Text to Speech (TTS) is a technology that converts written text into spoken words. In the script, it is mentioned in the context of creating videos where the head model speaks using TTS, allowing for the creation of talking head animations without requiring the original audio.

💡2D Puppets

2D Puppets are two-dimensional representations of characters that can be animated. The script discusses creating these puppets from the face models and T poses, which can then be manipulated for animation using a webcam or other input methods.

💡Tracking Stick

A Tracking Stick is a tool or feature mentioned in the script that seems to be used for aligning or tracking the movement of the face model within the animation. It is particularly useful for ensuring that the face model's movements match the body's movements in the animation.

💡Dewarp Stabilizers

Dewarp Stabilizers are tools used to correct distortions in images or videos, often caused by perspective or motion. The script mentions using these to fix issues where the face model appears to 'liquefy' or distort during animation, thus improving the final output's quality.

Highlights

Introduction of Loki's latest edition with new features for face swapping and animation.

Release of Loki's fastest face swap with batch modes for creating animations and gifts.

Ability to save and create face models and load them using the Trio T pose workflow.

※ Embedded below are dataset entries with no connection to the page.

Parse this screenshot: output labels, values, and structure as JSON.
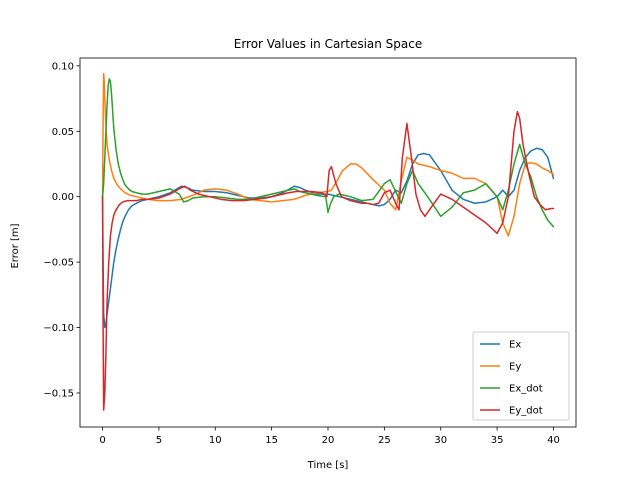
{
  "chart_data": {
    "type": "line",
    "title": "Error Values in Cartesian Space",
    "xlabel": "Time [s]",
    "ylabel": "Error [m]",
    "xlim": [
      -2,
      42
    ],
    "ylim": [
      -0.176,
      0.106
    ],
    "xticks": [
      0,
      5,
      10,
      15,
      20,
      25,
      30,
      35,
      40
    ],
    "xtick_labels": [
      "0",
      "5",
      "10",
      "15",
      "20",
      "25",
      "30",
      "35",
      "40"
    ],
    "yticks": [
      0.1,
      0.05,
      0.0,
      -0.05,
      -0.1,
      -0.15
    ],
    "ytick_labels": [
      "0.10",
      "0.05",
      "0.00",
      "−0.05",
      "−0.10",
      "−0.15"
    ],
    "grid": false,
    "legend_position": "bottom-right",
    "series": [
      {
        "name": "Ex",
        "color": "#1f77b4",
        "x": [
          0,
          0.05,
          0.1,
          0.2,
          0.3,
          0.4,
          0.55,
          0.7,
          0.85,
          1.0,
          1.2,
          1.4,
          1.6,
          1.8,
          2.0,
          2.3,
          2.6,
          3.0,
          3.5,
          4.0,
          5.0,
          6.0,
          7.0,
          7.5,
          8.0,
          9.0,
          10,
          11,
          12,
          13,
          14,
          15,
          16,
          17,
          17.5,
          18,
          19,
          20,
          21,
          22,
          23,
          24,
          24.5,
          25,
          25.5,
          26,
          26.5,
          27,
          27.5,
          28,
          28.5,
          29,
          29.5,
          30,
          31,
          32,
          33,
          34,
          35,
          35.5,
          36,
          36.5,
          37,
          37.5,
          38,
          38.5,
          39,
          39.5,
          40
        ],
        "y": [
          0.0,
          -0.05,
          -0.09,
          -0.1,
          -0.097,
          -0.09,
          -0.08,
          -0.07,
          -0.06,
          -0.05,
          -0.04,
          -0.032,
          -0.025,
          -0.019,
          -0.015,
          -0.01,
          -0.007,
          -0.005,
          -0.003,
          -0.002,
          0.0,
          0.003,
          0.008,
          0.007,
          0.005,
          0.004,
          0.004,
          0.003,
          0.001,
          -0.001,
          -0.001,
          0.0,
          0.003,
          0.008,
          0.007,
          0.005,
          0.002,
          0.002,
          0.0,
          -0.002,
          -0.004,
          -0.006,
          -0.007,
          -0.006,
          -0.002,
          0.005,
          0.003,
          0.012,
          0.025,
          0.032,
          0.033,
          0.032,
          0.026,
          0.02,
          0.005,
          -0.002,
          -0.005,
          -0.004,
          0.0,
          0.005,
          0.0,
          0.005,
          0.02,
          0.03,
          0.035,
          0.037,
          0.036,
          0.03,
          0.014
        ]
      },
      {
        "name": "Ey",
        "color": "#ff7f0e",
        "x": [
          0,
          0.05,
          0.1,
          0.15,
          0.2,
          0.3,
          0.4,
          0.6,
          0.8,
          1.0,
          1.3,
          1.6,
          2.0,
          2.5,
          3.0,
          4.0,
          5.0,
          6.0,
          7.0,
          8.0,
          9.0,
          10,
          11,
          12,
          13,
          14,
          15,
          16,
          17,
          18,
          19,
          20,
          20.3,
          20.8,
          21.3,
          22,
          22.5,
          23,
          24,
          25,
          25.5,
          26,
          26.5,
          27,
          27.5,
          28,
          29,
          30,
          31,
          32,
          33,
          34,
          35,
          35.5,
          36,
          36.5,
          37,
          37.5,
          38,
          38.5,
          39,
          39.5,
          40
        ],
        "y": [
          0.0,
          0.06,
          0.094,
          0.088,
          0.075,
          0.055,
          0.04,
          0.028,
          0.02,
          0.014,
          0.009,
          0.006,
          0.003,
          0.001,
          0.0,
          -0.002,
          -0.003,
          -0.003,
          -0.002,
          0.001,
          0.005,
          0.006,
          0.005,
          0.002,
          -0.002,
          -0.003,
          -0.004,
          -0.003,
          -0.002,
          0.001,
          0.003,
          0.004,
          0.005,
          0.012,
          0.02,
          0.025,
          0.025,
          0.022,
          0.013,
          0.005,
          -0.005,
          -0.01,
          0.012,
          0.03,
          0.028,
          0.025,
          0.023,
          0.02,
          0.018,
          0.014,
          0.014,
          0.01,
          0.0,
          -0.02,
          -0.03,
          -0.015,
          0.01,
          0.025,
          0.026,
          0.025,
          0.022,
          0.02,
          0.017
        ]
      },
      {
        "name": "Ex_dot",
        "color": "#2ca02c",
        "x": [
          0,
          0.1,
          0.2,
          0.3,
          0.4,
          0.5,
          0.6,
          0.7,
          0.8,
          0.9,
          1.0,
          1.2,
          1.4,
          1.6,
          1.8,
          2.0,
          2.3,
          2.6,
          3.0,
          3.5,
          4.0,
          5.0,
          6.0,
          6.8,
          7.2,
          7.6,
          8.0,
          9.0,
          10,
          11,
          12,
          13,
          14,
          15,
          16,
          17,
          17.5,
          18,
          19,
          19.8,
          20,
          20.2,
          20.5,
          21,
          22,
          23,
          24,
          25,
          25.5,
          26,
          26.5,
          27,
          27.5,
          28,
          29,
          30,
          31,
          32,
          33,
          34,
          35,
          35.5,
          36,
          36.5,
          37,
          37.5,
          38,
          38.5,
          39,
          39.5,
          40
        ],
        "y": [
          0.0,
          0.01,
          0.03,
          0.05,
          0.07,
          0.085,
          0.09,
          0.088,
          0.078,
          0.065,
          0.052,
          0.036,
          0.025,
          0.018,
          0.013,
          0.009,
          0.006,
          0.004,
          0.003,
          0.002,
          0.002,
          0.004,
          0.006,
          0.002,
          -0.004,
          -0.003,
          -0.001,
          0.0,
          0.0,
          -0.001,
          -0.002,
          -0.002,
          0.0,
          0.002,
          0.004,
          0.006,
          0.004,
          0.003,
          0.001,
          0.0,
          -0.012,
          -0.006,
          0.0,
          0.002,
          0.0,
          -0.003,
          -0.002,
          0.01,
          0.013,
          0.004,
          -0.005,
          0.01,
          0.02,
          0.01,
          -0.002,
          -0.015,
          -0.008,
          0.003,
          0.005,
          0.01,
          0.0,
          -0.01,
          0.005,
          0.025,
          0.04,
          0.025,
          0.015,
          0.0,
          -0.01,
          -0.018,
          -0.023
        ]
      },
      {
        "name": "Ey_dot",
        "color": "#d62728",
        "x": [
          0,
          0.05,
          0.1,
          0.2,
          0.3,
          0.4,
          0.55,
          0.7,
          0.85,
          1.0,
          1.2,
          1.5,
          1.8,
          2.2,
          2.6,
          3.0,
          3.5,
          4.0,
          5.0,
          6.0,
          6.8,
          7.3,
          7.8,
          8.5,
          9.5,
          10.5,
          11.5,
          12.5,
          13.5,
          14.5,
          15.5,
          16.5,
          17.2,
          17.8,
          18.5,
          19.5,
          19.9,
          20.1,
          20.3,
          20.7,
          21.2,
          22,
          23,
          23.5,
          24,
          24.5,
          25,
          25.5,
          26,
          26.3,
          26.6,
          27,
          27.4,
          27.8,
          28.2,
          28.6,
          29,
          29.5,
          30,
          31,
          32,
          33,
          34,
          35,
          35.5,
          36,
          36.5,
          36.8,
          37,
          37.3,
          37.8,
          38.3,
          38.8,
          39.3,
          39.8,
          40
        ],
        "y": [
          0.0,
          -0.1,
          -0.163,
          -0.15,
          -0.12,
          -0.08,
          -0.05,
          -0.03,
          -0.02,
          -0.014,
          -0.01,
          -0.006,
          -0.004,
          -0.003,
          -0.003,
          -0.003,
          -0.002,
          -0.002,
          -0.001,
          0.002,
          0.006,
          0.008,
          0.005,
          0.002,
          0.0,
          -0.002,
          -0.003,
          -0.003,
          -0.002,
          -0.001,
          0.001,
          0.003,
          0.004,
          0.004,
          0.004,
          0.003,
          0.0,
          0.02,
          0.023,
          0.01,
          0.0,
          -0.003,
          -0.005,
          -0.005,
          -0.006,
          -0.005,
          0.003,
          0.005,
          -0.005,
          -0.01,
          0.03,
          0.056,
          0.03,
          0.002,
          -0.01,
          -0.015,
          -0.01,
          -0.004,
          0.002,
          -0.002,
          -0.008,
          -0.014,
          -0.02,
          -0.028,
          -0.02,
          0.0,
          0.05,
          0.065,
          0.06,
          0.04,
          0.018,
          0.0,
          -0.006,
          -0.01,
          -0.009,
          -0.009
        ]
      }
    ]
  }
}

Use of Hedra to animate the created faces in images.

Demonstration of creating a face model with the given images.

Explanation of adding more inputs to create additional face models.

Inclusion of a Hedra video for users to experiment with the workflow.

Installation of Live Portrait and slight changes made to fix the frame rate.

Need for extra models and their download links provided in the description.

Details on how to integrate the live portrait models into the workflow.

Update on the live portrait workflow with new features for audio synchronization.

Use of video from Comfy UI Helper Suite for better audio-video synchronization.

Demonstration of the live portrait's ability to animate with various input sources.

Discussion on the use of text-to-speech videos and their integration with the workflow.

Introduction of a removable head and tracking stick for better face-body resolution match.

Observation of face distortion issues and solutions with dewarp stabilizers.

Efficiency improvements and generation cost reduction tips for users.

Final thoughts on the workflow's potential and future developments.

Link to the workflow provided in the description for interested users.

Acknowledgment of node developers and the community's contributions to the project.